Alte Allee 11
(gesprochen von Günther Piorkowski)
Hier lebte die Familie von Klaus Bonhoeffer und seiner Frau Emmi Delbrück mit drei Kindern von 1937 bis
1945. Ihr Haus fiel noch in den letzten Kriegstagen einem Bombenangriff zum Opfer. Seine Frau konnte sich
aus dem eingestürzten Haus retten; seine Kinder waren schon seit dem Sommer 1944 bei Verwandten in
Schleswig-Holstein in Obhut.
Klaus Bonhoeffer wurde am 05.01.1901 in Breslau geboren. Er war das dritte von acht Kindern. Seine Eltern
waren Paula von Hase und der Professor für Psychiatrie und Neurologie Karl Bonhoeffer. Klaus Bonhoeffer
war von Kindertagen an durchdrungen von einem glühenden Sinn für Fairness und Gerechtigkeit. Mit
seinem ihm eigenen sehr kritischen Verstand wählte er das Jura-Studium. Als promovierter Assessor
betätigte er sich zunächst als Rechtsanwalt, nahm 1936 eine Position als Syndikus und zwei Jahre später als
Chefsyndikus der Lufthansa an.
Klaus Bonhoeffer war von Anfang an klarsehender Gegner des NS-Regimes.

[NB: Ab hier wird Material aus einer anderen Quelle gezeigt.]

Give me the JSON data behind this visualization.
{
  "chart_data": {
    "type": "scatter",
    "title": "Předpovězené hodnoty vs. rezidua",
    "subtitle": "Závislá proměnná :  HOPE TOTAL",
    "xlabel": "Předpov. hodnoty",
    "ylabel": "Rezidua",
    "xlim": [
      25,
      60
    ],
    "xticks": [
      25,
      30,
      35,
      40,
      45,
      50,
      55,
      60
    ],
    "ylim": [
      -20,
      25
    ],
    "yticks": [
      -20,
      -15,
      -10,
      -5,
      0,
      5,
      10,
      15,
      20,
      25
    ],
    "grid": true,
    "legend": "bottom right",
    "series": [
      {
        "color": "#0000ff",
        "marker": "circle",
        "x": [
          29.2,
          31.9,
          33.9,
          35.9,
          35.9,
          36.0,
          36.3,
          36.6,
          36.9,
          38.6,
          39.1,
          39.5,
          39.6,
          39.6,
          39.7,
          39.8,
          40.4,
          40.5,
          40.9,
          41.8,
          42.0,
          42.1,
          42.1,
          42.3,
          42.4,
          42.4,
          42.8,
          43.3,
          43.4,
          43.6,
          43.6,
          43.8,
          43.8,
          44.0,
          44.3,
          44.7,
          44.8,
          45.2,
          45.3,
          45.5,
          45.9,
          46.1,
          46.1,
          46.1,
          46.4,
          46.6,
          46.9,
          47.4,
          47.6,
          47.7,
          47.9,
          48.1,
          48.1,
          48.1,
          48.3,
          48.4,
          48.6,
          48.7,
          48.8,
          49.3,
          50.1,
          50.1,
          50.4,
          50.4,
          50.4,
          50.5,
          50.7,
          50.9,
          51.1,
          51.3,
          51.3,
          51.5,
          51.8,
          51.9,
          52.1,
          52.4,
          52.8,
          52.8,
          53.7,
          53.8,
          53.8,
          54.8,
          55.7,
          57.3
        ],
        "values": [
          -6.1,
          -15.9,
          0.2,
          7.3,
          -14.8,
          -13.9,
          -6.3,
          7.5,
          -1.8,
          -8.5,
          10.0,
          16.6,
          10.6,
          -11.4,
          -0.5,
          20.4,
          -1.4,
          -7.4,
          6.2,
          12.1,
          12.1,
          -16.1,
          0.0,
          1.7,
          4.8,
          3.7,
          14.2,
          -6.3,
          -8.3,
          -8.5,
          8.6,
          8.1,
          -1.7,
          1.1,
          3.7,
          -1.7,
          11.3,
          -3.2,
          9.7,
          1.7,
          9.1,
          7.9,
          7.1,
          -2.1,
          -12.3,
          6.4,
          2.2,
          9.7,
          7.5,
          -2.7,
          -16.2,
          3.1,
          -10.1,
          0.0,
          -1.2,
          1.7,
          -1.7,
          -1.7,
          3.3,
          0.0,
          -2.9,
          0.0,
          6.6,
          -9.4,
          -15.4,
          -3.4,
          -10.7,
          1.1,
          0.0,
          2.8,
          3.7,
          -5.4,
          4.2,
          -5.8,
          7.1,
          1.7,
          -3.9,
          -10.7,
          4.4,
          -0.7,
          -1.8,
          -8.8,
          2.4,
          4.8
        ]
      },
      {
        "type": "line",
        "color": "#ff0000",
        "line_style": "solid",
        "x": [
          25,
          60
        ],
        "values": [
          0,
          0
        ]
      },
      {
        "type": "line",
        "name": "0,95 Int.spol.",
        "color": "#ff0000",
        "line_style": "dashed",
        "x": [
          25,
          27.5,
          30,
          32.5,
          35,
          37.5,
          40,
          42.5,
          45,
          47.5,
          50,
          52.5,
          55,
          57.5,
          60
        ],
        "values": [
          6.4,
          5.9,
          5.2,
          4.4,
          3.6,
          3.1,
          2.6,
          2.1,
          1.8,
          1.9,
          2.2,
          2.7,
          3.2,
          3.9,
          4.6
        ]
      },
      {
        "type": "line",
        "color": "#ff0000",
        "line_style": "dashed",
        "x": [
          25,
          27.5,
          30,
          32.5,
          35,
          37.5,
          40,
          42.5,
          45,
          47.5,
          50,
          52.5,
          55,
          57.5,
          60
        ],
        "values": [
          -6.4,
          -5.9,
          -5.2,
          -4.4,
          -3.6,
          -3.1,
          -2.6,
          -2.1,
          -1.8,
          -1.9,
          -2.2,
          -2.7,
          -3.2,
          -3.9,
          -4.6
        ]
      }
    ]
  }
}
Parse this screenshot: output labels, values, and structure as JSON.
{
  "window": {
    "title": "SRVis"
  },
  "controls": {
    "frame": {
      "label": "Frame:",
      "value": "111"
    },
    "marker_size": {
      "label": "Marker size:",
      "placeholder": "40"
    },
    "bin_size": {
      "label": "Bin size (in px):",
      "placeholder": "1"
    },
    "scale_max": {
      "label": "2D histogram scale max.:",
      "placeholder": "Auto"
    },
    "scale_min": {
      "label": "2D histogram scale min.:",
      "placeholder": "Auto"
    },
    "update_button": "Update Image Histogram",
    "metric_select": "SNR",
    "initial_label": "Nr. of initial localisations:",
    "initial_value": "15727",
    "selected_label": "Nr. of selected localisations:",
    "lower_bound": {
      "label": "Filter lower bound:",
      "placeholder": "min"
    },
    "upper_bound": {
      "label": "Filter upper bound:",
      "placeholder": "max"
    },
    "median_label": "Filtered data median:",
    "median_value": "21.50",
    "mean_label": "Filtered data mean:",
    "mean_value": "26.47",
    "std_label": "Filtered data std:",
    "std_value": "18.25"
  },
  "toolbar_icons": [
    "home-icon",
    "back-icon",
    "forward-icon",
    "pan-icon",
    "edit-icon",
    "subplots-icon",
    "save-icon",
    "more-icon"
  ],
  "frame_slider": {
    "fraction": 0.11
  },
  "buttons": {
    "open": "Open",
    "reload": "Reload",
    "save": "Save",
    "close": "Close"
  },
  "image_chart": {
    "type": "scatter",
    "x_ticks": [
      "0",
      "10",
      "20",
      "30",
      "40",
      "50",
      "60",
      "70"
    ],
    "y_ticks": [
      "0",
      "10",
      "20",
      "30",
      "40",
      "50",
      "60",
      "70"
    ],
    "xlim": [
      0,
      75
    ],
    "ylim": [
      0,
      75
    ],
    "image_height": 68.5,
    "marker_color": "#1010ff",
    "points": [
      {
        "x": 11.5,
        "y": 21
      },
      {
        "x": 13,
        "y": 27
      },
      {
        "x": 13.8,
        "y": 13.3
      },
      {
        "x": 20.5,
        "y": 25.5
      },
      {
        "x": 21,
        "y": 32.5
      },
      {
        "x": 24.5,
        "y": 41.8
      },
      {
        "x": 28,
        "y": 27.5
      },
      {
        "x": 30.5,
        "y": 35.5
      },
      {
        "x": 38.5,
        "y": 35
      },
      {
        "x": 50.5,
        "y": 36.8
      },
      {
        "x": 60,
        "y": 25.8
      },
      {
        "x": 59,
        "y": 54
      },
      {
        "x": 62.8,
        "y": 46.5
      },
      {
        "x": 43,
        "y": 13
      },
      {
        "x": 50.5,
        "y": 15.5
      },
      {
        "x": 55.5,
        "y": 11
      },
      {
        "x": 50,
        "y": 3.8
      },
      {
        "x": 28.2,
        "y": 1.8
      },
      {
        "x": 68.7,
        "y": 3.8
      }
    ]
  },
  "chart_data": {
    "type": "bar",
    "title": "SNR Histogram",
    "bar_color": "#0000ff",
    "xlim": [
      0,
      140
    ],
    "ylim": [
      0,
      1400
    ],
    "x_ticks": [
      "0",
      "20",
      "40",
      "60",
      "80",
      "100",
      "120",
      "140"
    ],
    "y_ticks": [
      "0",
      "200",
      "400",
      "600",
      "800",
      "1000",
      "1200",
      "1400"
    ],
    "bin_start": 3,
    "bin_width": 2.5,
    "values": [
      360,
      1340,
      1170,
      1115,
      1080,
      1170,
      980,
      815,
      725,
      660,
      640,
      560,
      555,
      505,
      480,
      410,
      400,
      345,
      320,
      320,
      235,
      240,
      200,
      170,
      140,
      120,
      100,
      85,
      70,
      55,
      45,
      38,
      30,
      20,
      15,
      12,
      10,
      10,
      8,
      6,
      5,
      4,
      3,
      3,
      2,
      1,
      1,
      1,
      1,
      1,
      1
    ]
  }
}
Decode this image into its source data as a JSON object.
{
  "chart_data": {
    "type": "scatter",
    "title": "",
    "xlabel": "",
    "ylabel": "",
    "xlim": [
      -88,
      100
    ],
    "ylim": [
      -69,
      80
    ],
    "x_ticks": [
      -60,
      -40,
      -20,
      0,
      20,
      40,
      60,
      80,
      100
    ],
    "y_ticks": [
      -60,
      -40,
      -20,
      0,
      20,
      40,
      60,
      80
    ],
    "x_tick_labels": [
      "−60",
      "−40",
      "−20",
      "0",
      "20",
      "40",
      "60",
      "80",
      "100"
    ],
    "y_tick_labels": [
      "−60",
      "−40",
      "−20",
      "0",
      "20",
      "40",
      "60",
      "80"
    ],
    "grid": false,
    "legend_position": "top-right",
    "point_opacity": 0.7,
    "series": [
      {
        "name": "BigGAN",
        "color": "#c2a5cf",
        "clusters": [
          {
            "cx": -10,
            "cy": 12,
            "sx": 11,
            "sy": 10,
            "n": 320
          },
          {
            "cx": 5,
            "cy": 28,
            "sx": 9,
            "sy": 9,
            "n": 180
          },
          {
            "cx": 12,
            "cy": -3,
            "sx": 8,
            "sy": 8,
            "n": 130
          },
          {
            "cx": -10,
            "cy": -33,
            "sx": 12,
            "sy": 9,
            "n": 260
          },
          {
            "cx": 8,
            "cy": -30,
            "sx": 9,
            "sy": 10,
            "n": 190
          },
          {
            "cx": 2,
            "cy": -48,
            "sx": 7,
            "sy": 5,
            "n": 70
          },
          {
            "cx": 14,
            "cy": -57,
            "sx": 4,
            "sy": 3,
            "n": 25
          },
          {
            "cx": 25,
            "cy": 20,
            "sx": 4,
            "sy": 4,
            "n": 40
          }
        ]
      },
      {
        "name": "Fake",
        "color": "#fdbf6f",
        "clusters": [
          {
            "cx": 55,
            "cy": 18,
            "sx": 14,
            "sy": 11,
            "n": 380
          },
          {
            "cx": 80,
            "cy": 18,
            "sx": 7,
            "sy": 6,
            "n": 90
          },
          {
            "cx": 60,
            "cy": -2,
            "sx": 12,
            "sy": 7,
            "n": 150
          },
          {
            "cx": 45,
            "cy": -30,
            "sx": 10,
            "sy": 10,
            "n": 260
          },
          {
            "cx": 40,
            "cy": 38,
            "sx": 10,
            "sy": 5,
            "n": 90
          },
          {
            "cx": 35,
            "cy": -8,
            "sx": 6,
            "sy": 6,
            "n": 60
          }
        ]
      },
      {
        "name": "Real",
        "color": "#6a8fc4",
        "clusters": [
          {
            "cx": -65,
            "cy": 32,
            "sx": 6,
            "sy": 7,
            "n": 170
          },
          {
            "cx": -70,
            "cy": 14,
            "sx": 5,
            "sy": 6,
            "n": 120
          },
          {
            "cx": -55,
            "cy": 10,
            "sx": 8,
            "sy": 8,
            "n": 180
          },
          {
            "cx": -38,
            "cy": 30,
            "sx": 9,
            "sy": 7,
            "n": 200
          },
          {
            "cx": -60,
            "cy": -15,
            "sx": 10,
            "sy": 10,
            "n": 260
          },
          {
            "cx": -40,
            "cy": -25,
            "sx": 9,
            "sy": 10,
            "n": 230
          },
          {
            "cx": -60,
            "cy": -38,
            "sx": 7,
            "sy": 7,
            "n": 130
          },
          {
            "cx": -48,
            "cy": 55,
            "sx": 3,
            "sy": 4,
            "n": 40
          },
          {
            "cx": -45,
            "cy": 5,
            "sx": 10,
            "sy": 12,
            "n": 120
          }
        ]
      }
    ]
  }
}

Angesichts der nach Hitlers Ernennung zum Reichskanzler unverzüglich etablierten polizeistaatlichen und
rassistischen Diktatur, war der Weg zu beliebigem und organisiertem Terror, zu Mord und zum Weltkrieg,
einer europäischen Katastrophe, vorgezeichnet. In diesem Bewusstsein und in enger Zusammenarbeit mit
seinen Schwägern Hans von Dohnanyi, Rüdiger Schleicher, Justus Delbrück und dessen Vetter Ernst von
Harnack, sämtlich Juristen, auch mit seinem 5 Jahre jüngeren Bruder Dietrich, dem Theologen, wirkte er
aktiv und konstruktiv mit an dem lebensgefährlichen, aber nicht aussichtslosen Versuch, einen innen- und
außenpolitisch abgestützten Staatsstreich im Namen von Humanität und verletztem Recht zustande zu
bringen. Auf solcher Basis hofften sie, viel Unheil abwenden zu können und ein international wieder
akzeptiertes, rechtsstaatlich verfasstes, demokratisches Nachher zu erreichen.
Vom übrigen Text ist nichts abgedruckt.